We’ve all had tough bosses. Ones that gave us lots of crap, or never seemed happy with our performance. Over my career, I had a multitude of bosses, but it wasn’t until I realized that I was my own boss that I determined they all benefitted me. They even made me a better professional and person.
It was the realization that I and I only was the determiner of my future that I saw those bosses in a different perspective. I even cherished the times they ripped into me, especially in the early learning years of my career. Why, you say? Because I learned from each of them to see things their way, not necessarily mine. This gave me an understanding of different thinking.
A lot of time they were correct. But most importantly, I learned that they were not the important ones to building a complete career, but rather I was. Only me.
I’ve mentioned before that I was laid off four times in my career. I didn’t like it and vowed to make sure it did not happen again. When I did that, without knowing it, I became my own boss.
That was when I began my unrelenting drive to learn more always more about my profession, to network so well that there would be few, if any, situations where I would not know someone, and to build my personal brand, my reputation.

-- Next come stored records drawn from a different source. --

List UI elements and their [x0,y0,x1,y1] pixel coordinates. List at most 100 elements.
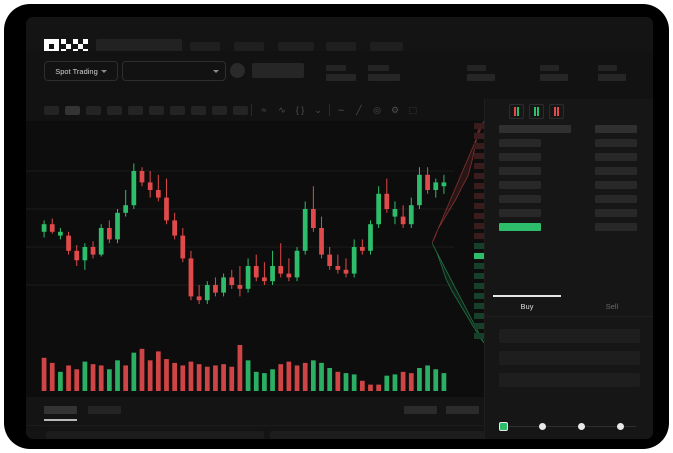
order-book-row[interactable] [499,153,541,161]
nav-item-0[interactable] [190,42,220,51]
order-book-row[interactable] [499,195,541,203]
orders-placeholder-1 [270,431,484,439]
price-ladder-row [474,323,484,329]
price-ladder-row [474,123,484,129]
amount-percent-slider[interactable] [499,421,640,433]
order-price-field[interactable] [499,329,640,343]
price-ladder-row [474,183,484,189]
settings-icon[interactable]: ⚙ [390,105,400,115]
spot-trading-dropdown[interactable]: Spot Trading [44,61,118,81]
camera-icon[interactable]: ◎ [373,105,381,115]
slider-step-0[interactable] [499,421,508,431]
orders-placeholder-0 [46,431,264,439]
order-book-row[interactable] [595,125,637,133]
order-book-row[interactable] [595,181,637,189]
price-ladder-row [474,153,484,159]
order-book-row[interactable] [595,209,637,217]
orderbook-both-icon[interactable] [509,104,524,119]
timeframe-button-9[interactable] [233,106,248,115]
market-stat-3 [540,65,568,81]
price-ladder-row [474,143,484,149]
slider-step-1[interactable] [539,422,546,430]
order-total-field[interactable] [499,373,640,387]
bar-ask [557,107,559,116]
order-book-row[interactable] [499,167,541,175]
pair-dropdown[interactable] [122,61,226,81]
bar-bid [517,107,519,116]
order-book-row[interactable] [595,153,637,161]
order-book-and-trade-panel: Buy Sell [484,99,653,439]
timeframe-button-6[interactable] [170,106,185,115]
price-ladder-row [474,203,484,209]
compare-icon[interactable]: ∿ [278,105,286,115]
timeframe-button-5[interactable] [149,106,164,115]
orders-action-1[interactable] [446,406,479,414]
order-book-row[interactable] [499,223,541,231]
order-book-row[interactable] [595,167,637,175]
tab-sell[interactable]: Sell [605,301,619,311]
nav-item-2[interactable] [278,42,314,51]
order-amount-field[interactable] [499,351,640,365]
price-ladder-row [474,303,484,309]
chart-toolbar: ≈ ∿ { } ⌄ ∼ ╱ ◎ ⚙ ⬚ [26,99,484,121]
orderbook-asks-icon[interactable] [549,104,564,119]
market-stat-label [467,65,486,71]
price-chart[interactable] [26,121,484,397]
market-stat-label [326,65,346,71]
chevron-down-icon[interactable]: ⌄ [314,105,322,115]
price-ladder-row [474,163,484,169]
ruler-icon[interactable]: ╱ [356,105,362,115]
timeframe-button-3[interactable] [107,106,122,115]
price-ladder-row [474,293,484,299]
indicator-icon[interactable]: ≈ [261,105,267,115]
template-icon[interactable]: { } [295,105,305,115]
bar-ask [554,107,556,116]
order-book-row[interactable] [499,125,571,133]
tab-order-history[interactable] [88,406,121,414]
order-book-row[interactable] [595,139,637,147]
timeframe-button-7[interactable] [191,106,206,115]
price-ladder [474,121,484,343]
price-ladder-row [474,173,484,179]
price-ladder-row [474,243,484,249]
slider-track [503,426,636,427]
nav-item-3[interactable] [326,42,356,51]
timeframe-button-8[interactable] [212,106,227,115]
orders-action-0[interactable] [404,406,437,414]
nav-item-4[interactable] [370,42,403,51]
market-stat-value [467,74,495,81]
timeframe-button-4[interactable] [128,106,143,115]
tab-open-orders[interactable] [44,406,77,414]
order-book-row[interactable] [499,181,541,189]
order-book-row[interactable] [595,223,637,231]
order-book-row[interactable] [499,209,541,217]
slider-step-2[interactable] [578,422,585,430]
timeframe-button-0[interactable] [44,106,59,115]
order-book-row[interactable] [595,195,637,203]
bar-ask [514,107,516,116]
app-screen: Spot Trading [26,17,653,439]
timeframe-button-2[interactable] [86,106,101,115]
price-ladder-row [474,193,484,199]
slider-step-3[interactable] [617,422,624,430]
market-stat-value [598,74,626,81]
order-book-rows[interactable] [485,125,653,295]
order-book-right-column [595,125,637,237]
fullscreen-icon[interactable]: ⬚ [408,105,418,115]
order-book-row[interactable] [499,139,541,147]
buy-sell-tabs: Buy Sell [485,295,653,317]
market-stat-1 [368,65,400,81]
orderbook-bids-icon[interactable] [529,104,544,119]
timeframe-button-1[interactable] [65,106,80,115]
bar-bid [537,107,539,116]
order-form [485,321,653,417]
price-ladder-row [474,283,484,289]
search-input[interactable] [96,39,182,54]
toolbar-divider [251,104,252,116]
tab-buy[interactable]: Buy [520,301,534,311]
market-stat-value [540,74,568,81]
line-chart-icon[interactable]: ∼ [337,105,345,115]
market-stat-label [540,65,559,71]
tablet-device-frame: Spot Trading [4,4,669,449]
nav-item-1[interactable] [234,42,264,51]
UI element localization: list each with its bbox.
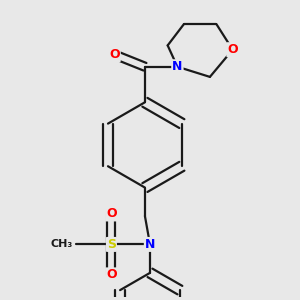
Text: O: O [106, 268, 117, 281]
Text: S: S [107, 238, 116, 251]
Text: O: O [109, 48, 120, 61]
Text: N: N [172, 60, 183, 73]
Text: CH₃: CH₃ [51, 239, 73, 249]
Text: O: O [106, 208, 117, 220]
Text: N: N [145, 238, 155, 251]
Text: O: O [227, 43, 238, 56]
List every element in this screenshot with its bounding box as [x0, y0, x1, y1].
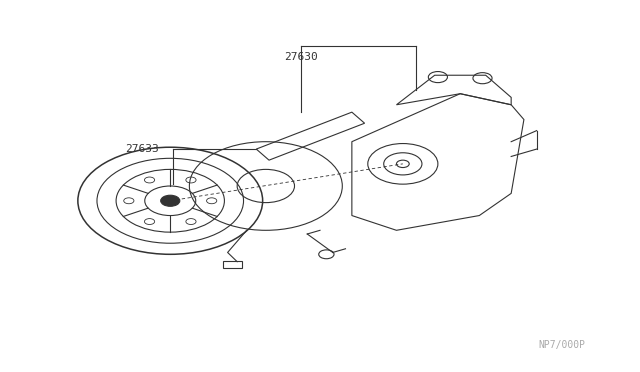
Circle shape: [161, 195, 180, 206]
Text: NP7/000P: NP7/000P: [539, 340, 586, 350]
Text: 27630: 27630: [284, 52, 317, 62]
Text: 27633: 27633: [125, 144, 159, 154]
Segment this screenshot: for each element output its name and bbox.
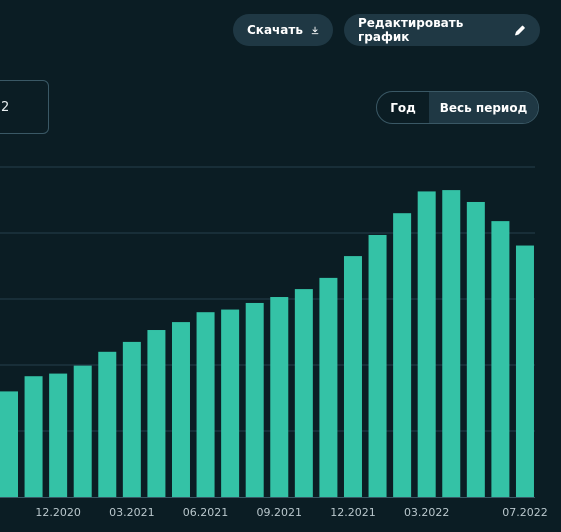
download-icon	[311, 26, 319, 34]
bar-07.2021[interactable]	[221, 309, 240, 497]
x-tick-label: 06.2021	[183, 506, 229, 519]
bar-12.2021[interactable]	[343, 256, 362, 497]
bar-03.2021[interactable]	[122, 341, 141, 497]
period-option-year[interactable]: Год	[390, 100, 416, 115]
pencil-icon	[515, 25, 525, 35]
bar-07.2022[interactable]	[515, 245, 534, 497]
bar-11.2021[interactable]	[319, 277, 338, 497]
download-button-label: Скачать	[247, 23, 303, 37]
bars	[0, 190, 534, 498]
bar-02.2022[interactable]	[393, 213, 412, 497]
bar-08.2021[interactable]	[245, 302, 264, 497]
bar-01.2021[interactable]	[73, 365, 92, 497]
indicator-select-value: 2	[1, 99, 10, 115]
bar-04.2021[interactable]	[147, 330, 166, 497]
x-tick-label: 03.2021	[109, 506, 155, 519]
indicator-select[interactable]: 2	[0, 80, 49, 134]
bar-10.2020[interactable]	[0, 391, 18, 497]
bar-12.2020[interactable]	[49, 373, 68, 497]
bar-01.2022[interactable]	[368, 234, 387, 498]
x-tick-label: 09.2021	[257, 506, 303, 519]
edit-chart-button-label: Редактировать график	[358, 16, 464, 44]
bar-05.2022[interactable]	[466, 201, 485, 498]
bar-10.2021[interactable]	[294, 289, 313, 497]
bar-06.2022[interactable]	[491, 221, 510, 497]
x-tick-label: 03.2022	[404, 506, 450, 519]
download-button[interactable]: Скачать	[233, 14, 333, 46]
bar-03.2022[interactable]	[417, 191, 436, 498]
period-toggle[interactable]: Год Весь период	[376, 91, 539, 124]
x-tick-label: 12.2020	[35, 506, 81, 519]
bar-09.2021[interactable]	[270, 297, 289, 497]
x-tick-label: 07.2022	[502, 506, 548, 519]
x-tick-labels: 12.2020 03.2021 06.2021 09.2021 12.2021 03.20…	[35, 506, 547, 519]
bar-04.2022[interactable]	[442, 190, 461, 497]
bar-06.2021[interactable]	[196, 312, 215, 497]
bar-02.2021[interactable]	[98, 351, 117, 497]
bar-11.2020[interactable]	[24, 376, 43, 497]
x-tick-label: 12.2021	[330, 506, 376, 519]
period-option-all[interactable]: Весь период	[429, 92, 538, 123]
bar-05.2021[interactable]	[171, 322, 190, 497]
edit-chart-button[interactable]: Редактировать график	[344, 14, 540, 46]
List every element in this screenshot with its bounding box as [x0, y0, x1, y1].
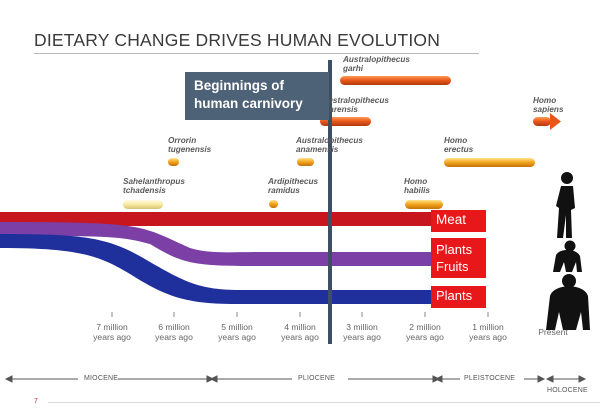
- human-silhouette-icon: [556, 172, 575, 238]
- habilis-range-bar: [405, 200, 443, 209]
- sahelanthropus-range-bar: [123, 200, 163, 209]
- footer-rule: [48, 402, 600, 403]
- label-afarensis: Australopithecus afarensis: [322, 96, 389, 114]
- label-erectus: Homo erectus: [444, 136, 474, 154]
- tick-label-5mya: 5 million years ago: [218, 322, 256, 342]
- label-orrorin: Orrorin tugenensis: [168, 136, 212, 154]
- anamensis-range-bar: [297, 158, 314, 166]
- erectus-range-bar: [444, 158, 535, 167]
- label-garhi: Australopithecus garhi: [343, 55, 410, 73]
- label-sahelanthropus: Sahelanthropus tchadensis: [123, 177, 185, 195]
- sapiens-arrow-head: [550, 113, 561, 130]
- tick-label-7mya: 7 million years ago: [93, 322, 131, 342]
- human-lineage-band: [0, 212, 486, 226]
- label-habilis: Homo habilis: [404, 177, 430, 195]
- title-divider: [34, 53, 479, 54]
- era-arrows: [4, 375, 587, 383]
- tick-label-2mya: 2 million years ago: [406, 322, 444, 342]
- line-label-chimpanzees: CHIMPANZEES: [490, 255, 550, 264]
- tick-label-3mya: 3 million years ago: [343, 322, 381, 342]
- label-sapiens: Homo sapiens: [533, 96, 564, 114]
- slide-title: DIETARY CHANGE DRIVES HUMAN EVOLUTION: [34, 30, 441, 50]
- garhi-range-bar: [340, 76, 451, 85]
- label-anamensis: Australopithecus anamensis: [296, 136, 363, 154]
- diet-label-meat: Meat: [431, 210, 486, 232]
- era-miocene: MIOCENE: [84, 375, 119, 382]
- chimpanzee-lineage-band: [0, 222, 486, 266]
- label-ardipithecus: Ardipithecus ramidus: [268, 177, 319, 195]
- gorilla-lineage-band: [0, 234, 486, 304]
- era-pleistocene: PLEISTOCENE: [464, 375, 516, 382]
- tick-label-present: Present: [538, 327, 568, 337]
- era-holocene: HOLOCENE: [547, 387, 588, 394]
- ardipithecus-range-bar: [269, 200, 278, 208]
- time-ticks: [111, 312, 554, 317]
- tick-label-1mya: 1 million years ago: [469, 322, 507, 342]
- diet-label-plants-fruits: Plants Fruits: [431, 238, 486, 278]
- tick-label-6mya: 6 million years ago: [155, 322, 193, 342]
- line-label-humans: HUMANS: [491, 215, 528, 224]
- tick-label-4mya: 4 million years ago: [281, 322, 319, 342]
- carnivory-callout: Beginnings of human carnivory: [185, 72, 329, 120]
- sapiens-range-bar: [533, 117, 551, 126]
- gorilla-silhouette-icon: [546, 274, 590, 330]
- afarensis-range-bar: [320, 117, 371, 126]
- chimpanzee-silhouette-icon: [553, 240, 582, 272]
- diet-label-plants: Plants: [431, 286, 486, 308]
- era-pliocene: PLIOCENE: [298, 375, 335, 382]
- orrorin-range-bar: [168, 158, 179, 166]
- line-label-gorillas: GORILLAS: [501, 293, 544, 302]
- page-number: 7: [34, 398, 38, 405]
- carnivory-marker-line: [328, 60, 332, 344]
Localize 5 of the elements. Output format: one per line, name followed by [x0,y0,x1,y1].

Without knowing it, I began strengthening the things that no boss or corporation could take away from me. These things were owned by me. And, if I were to ever be laid off again, bingo-bango, these things would take over and lead me to a successful future.
That is exactly what happened in 1996 when things in my career were headed toward some boss somewhere making a decision about me (and my future). But I beat him or her to it and started my own company where my knowledge, network and reputation took over and helped establish my company.
That is the power of ownership. You, too, can have it. Have an unrelenting drive to make yourself the best you can be. Never stop learning, networking and building your reputation. You should be the one boss in your career that can never be satisfied with where you are. Maybe that makes you, “The Boss from Hell.” But, it will pay off.
In the future I will talk about what I did to make myself the best I could be. No, I did not succeed but I never stopped trying and still haven’t.